What We Can Know by Ian McEwan

This is a multi-layered story, where on the one hand it is about dinner parties and petty rivalries, men and their bright resentments and wars against misfortune. It’s about affairs and empty wine bottles and quail with mushrooms and A.I. and animals and how the best poets read their work aloud. Underneath, it is much much darker. This is a world that hasn’t ended, exactly, but has outlived itself. Civilization persists, thinner and more tentative. The seas have risen, archives have vanished and England has splintered into an archipelago. Yet the survivors remain civil--ignoring the roving gangs that are not the least bit lawful.
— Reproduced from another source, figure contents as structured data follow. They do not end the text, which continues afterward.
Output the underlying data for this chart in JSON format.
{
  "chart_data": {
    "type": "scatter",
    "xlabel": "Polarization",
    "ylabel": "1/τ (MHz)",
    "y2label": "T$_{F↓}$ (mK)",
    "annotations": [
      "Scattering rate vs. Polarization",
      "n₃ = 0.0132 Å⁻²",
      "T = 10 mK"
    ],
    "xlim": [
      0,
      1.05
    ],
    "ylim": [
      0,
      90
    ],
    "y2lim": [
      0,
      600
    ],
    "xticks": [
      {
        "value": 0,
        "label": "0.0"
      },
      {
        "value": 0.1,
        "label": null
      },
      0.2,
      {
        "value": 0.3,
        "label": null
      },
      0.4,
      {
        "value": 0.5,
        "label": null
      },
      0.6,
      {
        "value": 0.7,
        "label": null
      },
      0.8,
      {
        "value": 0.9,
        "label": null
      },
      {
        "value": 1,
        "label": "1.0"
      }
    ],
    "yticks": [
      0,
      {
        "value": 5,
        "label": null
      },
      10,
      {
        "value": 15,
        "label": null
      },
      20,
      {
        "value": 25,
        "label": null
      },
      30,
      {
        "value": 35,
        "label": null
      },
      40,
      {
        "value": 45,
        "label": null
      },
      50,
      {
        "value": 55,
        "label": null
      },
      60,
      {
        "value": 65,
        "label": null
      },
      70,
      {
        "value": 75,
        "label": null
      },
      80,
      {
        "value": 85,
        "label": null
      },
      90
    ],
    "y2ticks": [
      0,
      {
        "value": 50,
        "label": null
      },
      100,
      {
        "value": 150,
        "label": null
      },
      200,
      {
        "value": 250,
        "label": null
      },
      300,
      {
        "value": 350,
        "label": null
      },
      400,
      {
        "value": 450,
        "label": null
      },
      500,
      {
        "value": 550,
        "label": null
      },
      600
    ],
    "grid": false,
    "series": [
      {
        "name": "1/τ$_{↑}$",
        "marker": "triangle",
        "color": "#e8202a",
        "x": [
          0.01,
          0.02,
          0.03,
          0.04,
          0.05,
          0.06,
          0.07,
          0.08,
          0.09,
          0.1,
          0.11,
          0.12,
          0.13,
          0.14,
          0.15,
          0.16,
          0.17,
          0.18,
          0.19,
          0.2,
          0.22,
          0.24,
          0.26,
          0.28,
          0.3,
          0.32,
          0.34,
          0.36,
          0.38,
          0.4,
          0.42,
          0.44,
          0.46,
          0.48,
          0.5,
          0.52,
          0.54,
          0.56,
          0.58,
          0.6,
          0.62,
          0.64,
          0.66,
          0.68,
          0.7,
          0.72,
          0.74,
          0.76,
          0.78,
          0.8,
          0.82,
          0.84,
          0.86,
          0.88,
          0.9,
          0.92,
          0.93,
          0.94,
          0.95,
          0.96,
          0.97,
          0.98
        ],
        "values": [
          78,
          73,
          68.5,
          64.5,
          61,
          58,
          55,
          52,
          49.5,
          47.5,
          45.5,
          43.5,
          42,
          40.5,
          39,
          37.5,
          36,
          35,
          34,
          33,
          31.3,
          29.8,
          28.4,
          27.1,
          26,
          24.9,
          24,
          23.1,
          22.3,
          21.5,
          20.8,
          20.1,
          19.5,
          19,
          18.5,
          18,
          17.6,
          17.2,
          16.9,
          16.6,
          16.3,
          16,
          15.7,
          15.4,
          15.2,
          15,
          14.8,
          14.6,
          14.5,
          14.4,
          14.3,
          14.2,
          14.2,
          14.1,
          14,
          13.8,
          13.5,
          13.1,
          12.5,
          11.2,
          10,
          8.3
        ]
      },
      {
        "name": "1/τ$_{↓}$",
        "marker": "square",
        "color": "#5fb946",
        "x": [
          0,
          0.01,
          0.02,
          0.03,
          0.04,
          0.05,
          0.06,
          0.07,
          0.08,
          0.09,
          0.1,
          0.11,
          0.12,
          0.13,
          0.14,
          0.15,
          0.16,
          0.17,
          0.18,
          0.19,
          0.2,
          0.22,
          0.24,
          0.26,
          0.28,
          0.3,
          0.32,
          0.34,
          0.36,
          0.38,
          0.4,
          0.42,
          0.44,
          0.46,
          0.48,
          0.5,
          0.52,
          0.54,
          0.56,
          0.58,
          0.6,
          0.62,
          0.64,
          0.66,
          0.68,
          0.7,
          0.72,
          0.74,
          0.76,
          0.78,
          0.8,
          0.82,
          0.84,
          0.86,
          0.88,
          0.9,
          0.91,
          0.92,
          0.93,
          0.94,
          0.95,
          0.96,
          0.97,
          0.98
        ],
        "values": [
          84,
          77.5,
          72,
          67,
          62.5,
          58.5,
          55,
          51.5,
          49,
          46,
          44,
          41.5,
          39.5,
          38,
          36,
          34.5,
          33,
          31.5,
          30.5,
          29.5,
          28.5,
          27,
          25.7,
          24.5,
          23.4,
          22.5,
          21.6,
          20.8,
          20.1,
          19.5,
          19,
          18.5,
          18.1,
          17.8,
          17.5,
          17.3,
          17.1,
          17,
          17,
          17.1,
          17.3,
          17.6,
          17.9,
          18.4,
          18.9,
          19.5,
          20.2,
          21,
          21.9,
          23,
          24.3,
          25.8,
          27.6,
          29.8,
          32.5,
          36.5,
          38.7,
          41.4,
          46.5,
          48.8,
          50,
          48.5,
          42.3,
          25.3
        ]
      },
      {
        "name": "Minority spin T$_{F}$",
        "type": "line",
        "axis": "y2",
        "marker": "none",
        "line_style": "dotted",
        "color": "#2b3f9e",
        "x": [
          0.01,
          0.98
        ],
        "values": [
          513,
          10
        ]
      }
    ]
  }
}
They read poetry, debate the nuances of a long-ago dinner conversation and stroll through their ruined but beautiful world. It’s a very British dystopia—measured, melancholy and devastatingly polite. Set in 2120, the novel unfolds in the aftermath of climate and nuclear disasters that reshaped the planet. Civilization has retreated inland; knowledge is fragmentary; universities now study “the literature of the inundation.” The protagonist, Thomas Metcalfe, is a professor of literature—not a soldier or revolutionary—who becomes obsessed with reconstructing a lost poem. In the end, you have to choose what to save, and for him, this is it. It is a puzzling and unsettling read.